One of the best indicators of a healthy economy is the rate of growth of its middle class.
Over the past dozen years that I’ve been paying close attention to Colombia, I’ve witnessed the steady expansion of that country’s middle class.
My focus has been on Medellín primarily… where, I can tell you from firsthand experience, there are more cars on the roads… more shoppers in the malls… more locals in line for movie theater showings… and more diners in the restaurants all the time.
At last week’s Live and Invest in Colombia Conference, a colleague from Bogotá provided data to support my anecdotal observations.
In 2011, this local businessman and investor with a 40-year track record explained, 26.5% of Colombia’s population qualified as “middle class.”
By 2015, that figured had grown to 30.5%… a significant milestone as, that year, the country’s middle class became bigger than the percentage of people living in Colombia in poverty.
Assuming the current average annual GDP growth rate of a little better than 4% a year continues (as it is expected to do), by 2020 (that is, next year), the percentage of this country’s population qualifying as middle class will reach 37%.
Colombia’s GDP growth, it’s worth mentioning, has been about 33% greater, on average, than the average GDP growth rate of Latin America as a whole over the past decade.
And, important, over the last several years, this continuing GDP growth has been fueled not only by exports of oil and other commodities, as had been the case historically, but also by internal consumption… thanks to that expanding middle-class buying pool.
I witnessed the same phenomenon in Ireland when we were living in that country about 20 years ago. Specifically, in Ireland, the middle-class ranks were being bolstered by big numbers of kids being able to move out of their parents’ houses sooner than they would have traditionally.
The positive effect on real estate values was big.
This next-generation effect is an important force behind Colombia’s current rates of middle-class growth, as well… especially in capital city Bogotá.
Bogotá’s 114 universities have a current total student population of about a half-million and are launching into the world (and, specifically, the Bogotá economy) 100,000 graduates annually.
And that rate of matriculation is expected to continue for years to come.
Do these new grads want to move back in with mom and dad? Nah… like those youngsters I observed in Ireland two decades ago, they’ve tasted independence.
Fortunately, Colombia’s economy is growing right alongside them, providing job opportunities… making it possible for this generation of Colombians to transition from university to the work force… and afford digs of their own.
Translating into a new sweet spot for local developers.
Bogotá is both a university town and the economic engine of the country.

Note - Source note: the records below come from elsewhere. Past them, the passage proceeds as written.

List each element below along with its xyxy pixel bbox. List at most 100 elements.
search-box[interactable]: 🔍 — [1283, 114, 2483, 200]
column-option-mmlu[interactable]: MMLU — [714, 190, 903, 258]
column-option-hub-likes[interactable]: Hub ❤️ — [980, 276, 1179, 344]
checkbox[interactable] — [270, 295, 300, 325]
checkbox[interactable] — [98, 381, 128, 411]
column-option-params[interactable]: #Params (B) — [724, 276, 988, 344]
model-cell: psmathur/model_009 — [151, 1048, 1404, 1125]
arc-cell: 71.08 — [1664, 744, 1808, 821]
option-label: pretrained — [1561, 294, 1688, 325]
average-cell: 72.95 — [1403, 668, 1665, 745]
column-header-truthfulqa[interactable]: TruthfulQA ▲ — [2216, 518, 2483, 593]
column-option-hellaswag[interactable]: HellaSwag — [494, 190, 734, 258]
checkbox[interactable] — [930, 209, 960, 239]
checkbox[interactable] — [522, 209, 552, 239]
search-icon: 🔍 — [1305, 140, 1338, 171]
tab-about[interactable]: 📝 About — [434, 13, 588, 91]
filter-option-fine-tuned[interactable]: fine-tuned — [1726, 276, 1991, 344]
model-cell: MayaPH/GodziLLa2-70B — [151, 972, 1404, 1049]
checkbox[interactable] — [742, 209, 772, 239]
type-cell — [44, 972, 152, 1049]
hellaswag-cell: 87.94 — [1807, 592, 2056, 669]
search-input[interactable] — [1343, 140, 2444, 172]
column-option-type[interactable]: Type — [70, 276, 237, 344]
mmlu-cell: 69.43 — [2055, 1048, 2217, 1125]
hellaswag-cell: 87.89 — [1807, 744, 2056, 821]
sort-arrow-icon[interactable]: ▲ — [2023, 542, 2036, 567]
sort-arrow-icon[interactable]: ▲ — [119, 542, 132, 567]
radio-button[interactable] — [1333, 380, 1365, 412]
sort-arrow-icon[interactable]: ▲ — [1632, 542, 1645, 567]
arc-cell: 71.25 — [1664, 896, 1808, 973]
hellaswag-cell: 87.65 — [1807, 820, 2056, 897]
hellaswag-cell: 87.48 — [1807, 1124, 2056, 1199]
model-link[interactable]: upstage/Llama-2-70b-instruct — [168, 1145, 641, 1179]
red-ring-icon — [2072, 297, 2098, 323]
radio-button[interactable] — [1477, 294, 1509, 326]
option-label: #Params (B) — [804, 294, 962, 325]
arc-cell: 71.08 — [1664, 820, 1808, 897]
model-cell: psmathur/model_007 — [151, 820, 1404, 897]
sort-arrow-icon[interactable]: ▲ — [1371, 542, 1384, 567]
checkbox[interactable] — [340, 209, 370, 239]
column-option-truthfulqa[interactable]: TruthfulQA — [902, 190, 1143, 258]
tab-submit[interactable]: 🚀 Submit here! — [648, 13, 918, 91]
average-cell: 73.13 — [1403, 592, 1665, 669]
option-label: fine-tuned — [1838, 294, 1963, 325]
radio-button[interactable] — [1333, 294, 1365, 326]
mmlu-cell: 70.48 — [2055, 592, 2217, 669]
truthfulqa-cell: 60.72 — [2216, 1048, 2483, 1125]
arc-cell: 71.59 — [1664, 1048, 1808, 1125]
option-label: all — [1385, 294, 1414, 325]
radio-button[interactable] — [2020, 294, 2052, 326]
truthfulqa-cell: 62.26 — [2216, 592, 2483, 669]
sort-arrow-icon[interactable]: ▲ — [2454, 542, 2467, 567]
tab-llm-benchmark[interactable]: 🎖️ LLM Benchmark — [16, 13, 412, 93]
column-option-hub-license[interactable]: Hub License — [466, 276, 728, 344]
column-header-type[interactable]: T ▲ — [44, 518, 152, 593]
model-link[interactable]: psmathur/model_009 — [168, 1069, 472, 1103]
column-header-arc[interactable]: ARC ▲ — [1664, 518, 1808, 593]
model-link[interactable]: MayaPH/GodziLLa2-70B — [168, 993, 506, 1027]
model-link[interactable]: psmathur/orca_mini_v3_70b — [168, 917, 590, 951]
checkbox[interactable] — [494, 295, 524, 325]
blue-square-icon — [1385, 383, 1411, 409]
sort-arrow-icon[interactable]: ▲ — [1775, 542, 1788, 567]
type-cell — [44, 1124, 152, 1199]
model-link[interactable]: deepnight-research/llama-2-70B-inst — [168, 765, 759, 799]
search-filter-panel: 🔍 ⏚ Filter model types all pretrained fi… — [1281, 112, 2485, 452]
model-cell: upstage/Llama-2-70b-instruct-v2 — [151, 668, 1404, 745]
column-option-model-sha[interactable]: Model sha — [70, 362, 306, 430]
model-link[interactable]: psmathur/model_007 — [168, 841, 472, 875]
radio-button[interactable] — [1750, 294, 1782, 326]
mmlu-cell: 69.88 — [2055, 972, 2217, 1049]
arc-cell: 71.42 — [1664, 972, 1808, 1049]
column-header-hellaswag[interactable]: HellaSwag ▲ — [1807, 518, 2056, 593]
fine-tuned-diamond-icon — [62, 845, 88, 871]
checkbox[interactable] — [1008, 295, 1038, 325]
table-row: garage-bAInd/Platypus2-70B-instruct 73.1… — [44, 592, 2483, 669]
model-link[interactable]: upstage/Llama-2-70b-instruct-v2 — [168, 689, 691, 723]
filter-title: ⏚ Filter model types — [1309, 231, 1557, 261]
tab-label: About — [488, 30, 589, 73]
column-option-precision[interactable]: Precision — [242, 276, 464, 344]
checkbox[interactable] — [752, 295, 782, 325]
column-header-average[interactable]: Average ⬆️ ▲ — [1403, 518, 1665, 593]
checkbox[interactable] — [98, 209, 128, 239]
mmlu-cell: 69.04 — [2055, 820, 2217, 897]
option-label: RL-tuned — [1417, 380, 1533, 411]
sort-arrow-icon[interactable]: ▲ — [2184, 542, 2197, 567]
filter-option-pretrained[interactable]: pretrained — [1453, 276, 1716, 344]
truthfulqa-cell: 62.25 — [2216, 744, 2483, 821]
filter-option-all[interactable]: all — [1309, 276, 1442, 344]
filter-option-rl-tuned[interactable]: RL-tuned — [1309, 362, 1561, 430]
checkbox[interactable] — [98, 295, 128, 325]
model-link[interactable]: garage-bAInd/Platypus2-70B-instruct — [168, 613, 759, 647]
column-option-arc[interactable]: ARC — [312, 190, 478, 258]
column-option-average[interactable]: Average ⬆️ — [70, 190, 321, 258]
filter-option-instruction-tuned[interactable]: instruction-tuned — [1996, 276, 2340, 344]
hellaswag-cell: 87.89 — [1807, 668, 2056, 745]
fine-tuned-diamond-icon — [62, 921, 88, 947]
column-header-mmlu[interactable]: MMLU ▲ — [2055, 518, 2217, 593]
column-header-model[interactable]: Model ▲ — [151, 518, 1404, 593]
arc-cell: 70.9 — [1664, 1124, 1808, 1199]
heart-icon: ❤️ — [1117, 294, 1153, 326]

More than 1,800 international companies are based in this city whose metro area holds a population of more than 10 million, which is more than 20% of the country’s total population.
This is a big, bustling metropolis that may not make sense for the expat retiree but that certainly holds opportunity for the foreign real estate investor.
Property values in Bogotá have appreciated 7% to as much as 18% per year over the last decade… which might suggest that you’ve missed the chance to get into this market early.
That could have been the case… if not for the current currency exchange rate between the Colombian peso and both the U.S. and the Canadian dollars.
Thanks to a super undervalued peso, you can get in on this market on still bona-fide bargain terms.
And the rate of property value appreciation isn’t expected to slow anytime soon, thanks to continually improving economic factors.
Where and in what, specifically, should you invest?
Bogotá is divided into 20 districts running north to south along a mountain valley. The poorer areas are in the south, the wealthier areas in the north. The middle-class neighborhoods are, well, in the middle.
One neighborhood in the middle that has my interest is Chapinero. You could buy an older apartment to renovate or something new pre-construction. Either way, you could then furnish and rent short term (if the building association allows short-term rentals) or skip the furniture and rent long term.